Friday, June 06, 2014

Guest Post: JS

From JS:



Henny Penny and the Highway Trust Fund
In classic public choice fashion transportation infrastructure providers are clamoring that the Highway Trust Fund is going bankrupt and the message is echoed by the administration telling of the dire consequences of such insolvency.  Such urgent cries seem self-serving and ignore the much more mundane analysis of what individuals of our nation need to effectively transport themselves and the goods of our economy.

First, the gas tax is not going to expire and the congress while busy creating a crisis for what appears to be rent seeking purposes will extend spending authorization at least at a level of where receipts will provide, a 20% or 30% scale back of federal dollars is the real result, and each state while taking some time could determine if those expenditures where needed and raise sufficient revenue to address the cut back.

Second, let us look at one example of spending:
On May 21, 2014, in the midst of the potential impending doom, the US DOT provided $2.1 billion to build a 3.9 mile subway line to reach the heart of Los Angeles Metro underserved transit dependent users in Beverly Hills.  In the FEIS document prepared by the LA MTA and approved by the Federal Transit Administration (FTA) they concede the project is “Low” in cost effectiveness, but how low the cost effectiveness is should take ones breath away. 
In the first phase a total of $2.6 billion in construction costs will be expended and $51 million in annual operating cost will be needed.  If the complete Purple line is built $6.2 billion in construction cost would be expended and $180 million in annual operating costs.  These expenditures are met with approximately 12,000 new daily riders in Phase I and 27,000 new daily riders with the complete system.  At current $1.50 ticket price and assuming no transfers, senior or monthly pass discounts and a 7% interest rate one can arrive at the following annualized Revenues and Costs:


If new passengers were required to pay required to pay a non-subsidized fare and no new riders left the system it would require an $80 ticket.  While not standard in transit planning, I am proposing that assessing the amount users pay as an important measure of the value received.  In many cases there may be justification for some subsidies for externalities, but a -98% return on investment seems difficult to justify.

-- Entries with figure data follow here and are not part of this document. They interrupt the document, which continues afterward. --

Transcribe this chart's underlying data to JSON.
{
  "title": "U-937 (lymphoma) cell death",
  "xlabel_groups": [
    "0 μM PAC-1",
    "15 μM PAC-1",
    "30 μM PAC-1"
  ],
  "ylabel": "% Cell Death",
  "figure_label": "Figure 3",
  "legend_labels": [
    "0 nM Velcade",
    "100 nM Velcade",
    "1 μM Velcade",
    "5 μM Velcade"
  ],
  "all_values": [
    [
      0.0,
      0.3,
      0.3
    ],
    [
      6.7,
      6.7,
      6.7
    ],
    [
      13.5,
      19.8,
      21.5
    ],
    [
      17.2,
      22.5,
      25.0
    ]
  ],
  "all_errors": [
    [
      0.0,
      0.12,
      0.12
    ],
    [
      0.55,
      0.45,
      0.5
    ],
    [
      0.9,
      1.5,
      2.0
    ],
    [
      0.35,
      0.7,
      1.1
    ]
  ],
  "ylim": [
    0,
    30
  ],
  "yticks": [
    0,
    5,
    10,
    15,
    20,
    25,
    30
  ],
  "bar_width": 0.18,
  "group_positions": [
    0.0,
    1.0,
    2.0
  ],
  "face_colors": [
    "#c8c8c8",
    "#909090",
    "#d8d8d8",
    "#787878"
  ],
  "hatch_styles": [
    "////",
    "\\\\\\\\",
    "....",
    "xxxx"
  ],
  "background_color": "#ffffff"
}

From an environmental standpoint, the emissions resulting from external efforts to provide the needed subsidy would be on the order of magnitude of 0.035 Tons of GHG emissions per new Purple Line passenger trip and likely generated 16 miles of driving per new Purple Line passenger trip.  So even if the new transit were to have zero pollution, the pollution effects of the efforts to generate the needed Purple Line subsidy will far exceed the pollution of the no build, Bus Rapid Transit or Single Occupant Vehicles alternatives.

May be the more telling values are the professional services fees for the complete project of $815,000,000, when annualized is $57,000,000, versus the annual $10,700,000 in ticket revenue.  When your consultants are getting paid approximately five times more than the value the users are willing to pay, the incentives to get the value proposition correct don’t seem aligned.
My own assessment is that nationwide funding close to current levels using market mechanisms does not seem wholly unreasonable, but based on the example above we need to reduce the federal funding portion and allow the state and local governments make the tough tradeoffs so they feel both the benefit of the facilities and pain of the purse.